You will always have individuals who try and go against the law and break contracts of agreement, but this is why the law exists, to uphold against such criminal activities. Gordon Gekko, the fictional character in the eighties film Wall Street, was quoted regarding greed however the character he portrays is not one of greed but he is ultimately a criminal. He broke these mutual laws and thus faced jail. It wouldn't matter which social economic system you lived in, Socialism, Fascism, free markets, such characters always exist as humans are imperfect. Limited powers and liberty limit such abuses.

A segment of society who are associated as greedy are bankers. With incomes many multiples above the majority its easy to play the 'greed' card and instigate envy within society. Unions are held up as the antithesis of greed, when in reality they are more self absorbed then the bankers they attack. Arthur Scargill is a classic example of a Union leader, militant, hard left but known most of all for getting workers what they wanted - higher pay. Scargill didn't care how this may impact other members of society so long as he got as much as he could for his members "If you don't ask, you don't get", in what could easily be passed as yuppie language. Negotiating inflation pay busting deals paid for by the taxpayer, while the public periodically went into darkness. Those were the costs.

A free market solves such disagreements. If there wasn't a state monopoly  various Coal mines would have been owned by different companies. If an employee was genuinely getting paid too low, then they could up sticks and work for the competitor. If they could get no higher wage then they would know they had a market rate for their labour. If they desired higher pay then they would need to retrain and enter a new employment field. This is how the process should work, not how the Union and Scargill acted.

Ironically many believed Scargill to be propelling miners living conditions upward when in fact he put them all out of a job in the long run. As it transpired coal could be mined elsewhere for less, as state mismanagement along with unproductive unions destroyed UK coal mining. It wasn't Thatcher but Scargill and others who destroyed the industry. Strikes had forced the Government to look elsewhere for a reliable supply so the majority of society would not have the lights turned out while the workforce had become uncompetitive. Scargill illustrates no difference to a banker, "Everyone is out for as much as they can".

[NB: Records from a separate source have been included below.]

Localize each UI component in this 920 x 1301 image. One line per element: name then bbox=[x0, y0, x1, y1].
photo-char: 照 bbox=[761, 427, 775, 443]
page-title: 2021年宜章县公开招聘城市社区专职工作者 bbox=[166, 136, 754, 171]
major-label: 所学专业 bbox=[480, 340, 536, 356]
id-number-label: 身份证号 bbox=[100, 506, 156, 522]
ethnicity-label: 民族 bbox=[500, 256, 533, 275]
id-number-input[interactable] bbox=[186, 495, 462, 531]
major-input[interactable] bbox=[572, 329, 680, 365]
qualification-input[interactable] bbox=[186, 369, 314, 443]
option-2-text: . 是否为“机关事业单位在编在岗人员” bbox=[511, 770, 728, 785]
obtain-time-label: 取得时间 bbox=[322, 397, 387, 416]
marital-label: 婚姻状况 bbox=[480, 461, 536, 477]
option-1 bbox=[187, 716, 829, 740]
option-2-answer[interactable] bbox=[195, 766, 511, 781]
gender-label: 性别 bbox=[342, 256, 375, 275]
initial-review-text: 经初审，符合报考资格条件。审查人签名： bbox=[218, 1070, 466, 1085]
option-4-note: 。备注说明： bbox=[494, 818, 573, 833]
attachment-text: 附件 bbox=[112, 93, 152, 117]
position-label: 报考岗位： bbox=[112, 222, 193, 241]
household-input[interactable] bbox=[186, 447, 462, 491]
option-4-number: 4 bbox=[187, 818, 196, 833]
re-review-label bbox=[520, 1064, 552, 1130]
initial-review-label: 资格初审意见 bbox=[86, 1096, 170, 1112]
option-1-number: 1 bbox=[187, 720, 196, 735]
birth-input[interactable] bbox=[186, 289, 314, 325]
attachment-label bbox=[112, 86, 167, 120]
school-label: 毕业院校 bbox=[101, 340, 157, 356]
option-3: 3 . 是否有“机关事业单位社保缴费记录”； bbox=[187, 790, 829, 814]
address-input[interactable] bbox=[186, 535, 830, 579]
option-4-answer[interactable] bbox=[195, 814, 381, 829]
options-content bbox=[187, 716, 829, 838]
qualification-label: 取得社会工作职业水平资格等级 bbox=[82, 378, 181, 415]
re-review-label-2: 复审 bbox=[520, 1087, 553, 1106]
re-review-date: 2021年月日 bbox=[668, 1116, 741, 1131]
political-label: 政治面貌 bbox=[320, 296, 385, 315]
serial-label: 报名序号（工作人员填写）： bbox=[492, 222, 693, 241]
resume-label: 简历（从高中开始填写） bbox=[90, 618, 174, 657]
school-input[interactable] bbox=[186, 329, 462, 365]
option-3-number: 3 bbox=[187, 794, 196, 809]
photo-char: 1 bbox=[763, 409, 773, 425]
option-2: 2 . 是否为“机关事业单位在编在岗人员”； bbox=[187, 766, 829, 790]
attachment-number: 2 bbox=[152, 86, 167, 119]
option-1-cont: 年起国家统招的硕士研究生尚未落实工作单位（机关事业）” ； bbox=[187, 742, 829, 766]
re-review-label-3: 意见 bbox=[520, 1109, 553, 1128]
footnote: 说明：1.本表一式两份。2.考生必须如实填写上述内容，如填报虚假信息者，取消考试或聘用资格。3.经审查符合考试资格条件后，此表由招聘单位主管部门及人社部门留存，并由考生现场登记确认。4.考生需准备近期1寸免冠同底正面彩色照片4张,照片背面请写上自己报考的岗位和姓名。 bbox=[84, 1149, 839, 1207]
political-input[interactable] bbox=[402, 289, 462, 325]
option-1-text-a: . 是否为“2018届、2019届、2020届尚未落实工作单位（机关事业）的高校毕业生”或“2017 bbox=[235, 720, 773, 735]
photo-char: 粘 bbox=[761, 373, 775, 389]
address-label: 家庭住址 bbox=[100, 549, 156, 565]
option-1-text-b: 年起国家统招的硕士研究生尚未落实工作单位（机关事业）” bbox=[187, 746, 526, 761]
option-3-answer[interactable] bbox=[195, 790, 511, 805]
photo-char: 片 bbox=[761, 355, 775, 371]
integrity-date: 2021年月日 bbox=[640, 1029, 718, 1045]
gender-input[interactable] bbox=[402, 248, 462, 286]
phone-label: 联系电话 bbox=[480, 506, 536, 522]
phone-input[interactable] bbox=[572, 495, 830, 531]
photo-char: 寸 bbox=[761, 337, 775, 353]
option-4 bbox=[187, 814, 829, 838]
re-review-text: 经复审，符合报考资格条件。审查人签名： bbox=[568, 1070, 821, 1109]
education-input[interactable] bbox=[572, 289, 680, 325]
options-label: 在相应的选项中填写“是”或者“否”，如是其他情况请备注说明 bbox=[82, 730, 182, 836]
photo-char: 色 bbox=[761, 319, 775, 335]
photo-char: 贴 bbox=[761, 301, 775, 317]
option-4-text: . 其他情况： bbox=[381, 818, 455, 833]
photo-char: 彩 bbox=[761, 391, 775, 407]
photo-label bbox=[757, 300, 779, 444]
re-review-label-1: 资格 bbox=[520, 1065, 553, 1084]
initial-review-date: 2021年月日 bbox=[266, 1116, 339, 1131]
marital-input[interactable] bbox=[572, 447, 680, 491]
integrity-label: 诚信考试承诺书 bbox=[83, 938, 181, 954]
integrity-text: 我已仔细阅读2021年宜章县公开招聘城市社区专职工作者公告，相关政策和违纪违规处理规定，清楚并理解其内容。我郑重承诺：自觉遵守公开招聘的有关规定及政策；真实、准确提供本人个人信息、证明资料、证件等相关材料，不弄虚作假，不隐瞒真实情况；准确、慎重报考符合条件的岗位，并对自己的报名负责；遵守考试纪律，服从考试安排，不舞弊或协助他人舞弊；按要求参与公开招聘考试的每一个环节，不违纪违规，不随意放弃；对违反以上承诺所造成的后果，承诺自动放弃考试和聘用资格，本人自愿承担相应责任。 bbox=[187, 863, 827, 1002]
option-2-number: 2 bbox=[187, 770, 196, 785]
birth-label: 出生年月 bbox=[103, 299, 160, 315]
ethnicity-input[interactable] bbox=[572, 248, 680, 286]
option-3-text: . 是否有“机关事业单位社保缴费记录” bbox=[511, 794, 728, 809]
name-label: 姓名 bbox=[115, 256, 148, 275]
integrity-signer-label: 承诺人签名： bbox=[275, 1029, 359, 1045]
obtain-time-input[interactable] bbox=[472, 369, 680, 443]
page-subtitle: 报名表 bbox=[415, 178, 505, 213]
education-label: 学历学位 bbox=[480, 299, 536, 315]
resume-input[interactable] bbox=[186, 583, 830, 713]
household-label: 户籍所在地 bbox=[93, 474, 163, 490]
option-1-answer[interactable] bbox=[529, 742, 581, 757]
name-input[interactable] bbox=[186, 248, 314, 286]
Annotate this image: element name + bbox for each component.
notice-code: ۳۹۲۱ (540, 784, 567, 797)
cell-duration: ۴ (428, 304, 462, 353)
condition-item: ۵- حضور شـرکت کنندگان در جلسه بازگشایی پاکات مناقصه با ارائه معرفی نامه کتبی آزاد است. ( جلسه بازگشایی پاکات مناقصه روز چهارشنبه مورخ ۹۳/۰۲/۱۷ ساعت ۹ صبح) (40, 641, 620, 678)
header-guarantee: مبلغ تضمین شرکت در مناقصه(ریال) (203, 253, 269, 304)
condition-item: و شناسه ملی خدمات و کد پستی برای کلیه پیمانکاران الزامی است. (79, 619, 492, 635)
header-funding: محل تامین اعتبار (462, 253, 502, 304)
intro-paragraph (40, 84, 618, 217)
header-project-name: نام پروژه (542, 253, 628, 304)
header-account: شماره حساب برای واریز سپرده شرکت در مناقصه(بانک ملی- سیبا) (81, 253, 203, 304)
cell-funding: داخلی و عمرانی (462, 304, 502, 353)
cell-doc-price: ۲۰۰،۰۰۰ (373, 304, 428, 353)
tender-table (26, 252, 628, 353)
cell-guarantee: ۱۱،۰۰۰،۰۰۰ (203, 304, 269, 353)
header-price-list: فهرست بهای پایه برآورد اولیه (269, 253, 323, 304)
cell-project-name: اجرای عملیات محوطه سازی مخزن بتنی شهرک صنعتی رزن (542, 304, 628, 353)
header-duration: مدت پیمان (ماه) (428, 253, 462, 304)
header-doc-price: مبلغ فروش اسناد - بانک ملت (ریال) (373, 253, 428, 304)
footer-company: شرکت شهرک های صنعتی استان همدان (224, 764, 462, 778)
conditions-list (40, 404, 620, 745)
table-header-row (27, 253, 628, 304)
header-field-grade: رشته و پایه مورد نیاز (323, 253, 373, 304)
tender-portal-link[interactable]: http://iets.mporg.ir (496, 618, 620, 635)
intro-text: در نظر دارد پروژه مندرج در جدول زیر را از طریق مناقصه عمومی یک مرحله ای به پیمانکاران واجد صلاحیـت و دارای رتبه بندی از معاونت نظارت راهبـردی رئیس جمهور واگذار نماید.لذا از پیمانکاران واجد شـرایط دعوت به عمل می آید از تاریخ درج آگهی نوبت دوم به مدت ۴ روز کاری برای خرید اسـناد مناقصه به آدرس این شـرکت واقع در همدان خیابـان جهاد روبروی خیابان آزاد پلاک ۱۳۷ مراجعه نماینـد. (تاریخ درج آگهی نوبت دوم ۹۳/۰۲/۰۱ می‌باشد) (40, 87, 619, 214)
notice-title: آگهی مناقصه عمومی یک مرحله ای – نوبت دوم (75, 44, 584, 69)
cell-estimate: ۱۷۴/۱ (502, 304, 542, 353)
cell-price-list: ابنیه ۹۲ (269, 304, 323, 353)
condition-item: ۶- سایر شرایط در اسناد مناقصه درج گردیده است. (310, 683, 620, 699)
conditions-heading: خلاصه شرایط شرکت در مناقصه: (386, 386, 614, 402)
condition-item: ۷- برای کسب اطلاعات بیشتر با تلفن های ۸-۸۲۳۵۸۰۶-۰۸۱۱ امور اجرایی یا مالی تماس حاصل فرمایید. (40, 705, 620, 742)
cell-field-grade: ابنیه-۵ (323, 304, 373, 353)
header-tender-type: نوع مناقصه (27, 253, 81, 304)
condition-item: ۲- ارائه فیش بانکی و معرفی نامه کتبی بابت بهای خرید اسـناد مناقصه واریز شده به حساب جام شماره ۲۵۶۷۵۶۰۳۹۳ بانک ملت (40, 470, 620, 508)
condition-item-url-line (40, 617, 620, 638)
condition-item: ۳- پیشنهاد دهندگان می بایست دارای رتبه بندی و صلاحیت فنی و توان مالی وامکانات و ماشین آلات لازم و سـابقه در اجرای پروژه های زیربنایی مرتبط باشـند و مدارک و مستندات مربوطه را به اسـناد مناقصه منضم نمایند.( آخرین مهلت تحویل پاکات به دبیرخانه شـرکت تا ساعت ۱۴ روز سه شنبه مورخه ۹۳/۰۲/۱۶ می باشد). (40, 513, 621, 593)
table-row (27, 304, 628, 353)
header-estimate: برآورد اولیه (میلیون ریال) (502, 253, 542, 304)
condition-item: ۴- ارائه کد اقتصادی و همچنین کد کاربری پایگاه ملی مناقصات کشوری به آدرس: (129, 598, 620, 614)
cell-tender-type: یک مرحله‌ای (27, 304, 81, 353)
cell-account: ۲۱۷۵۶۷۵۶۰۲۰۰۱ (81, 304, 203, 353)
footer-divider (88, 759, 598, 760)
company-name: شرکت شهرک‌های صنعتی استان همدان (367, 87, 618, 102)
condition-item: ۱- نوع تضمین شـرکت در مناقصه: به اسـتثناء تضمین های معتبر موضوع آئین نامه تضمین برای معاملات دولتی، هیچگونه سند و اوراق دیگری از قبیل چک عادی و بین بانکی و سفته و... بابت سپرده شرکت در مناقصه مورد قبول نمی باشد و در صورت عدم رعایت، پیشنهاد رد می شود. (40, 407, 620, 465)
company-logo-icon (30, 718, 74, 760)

The irony behind the quotation given at the start is the very fact that it was meant to illustrate the wrong doing's of Capitalism when in reality it shows how people, under their own free will, can increase their well being by always wanting more, by wanting to go that extra mile, to enhance and improve the way we live. Whether it is material possessions, knowledge or fame greed exists within all of us. To think otherwise is to deny oneself from being human.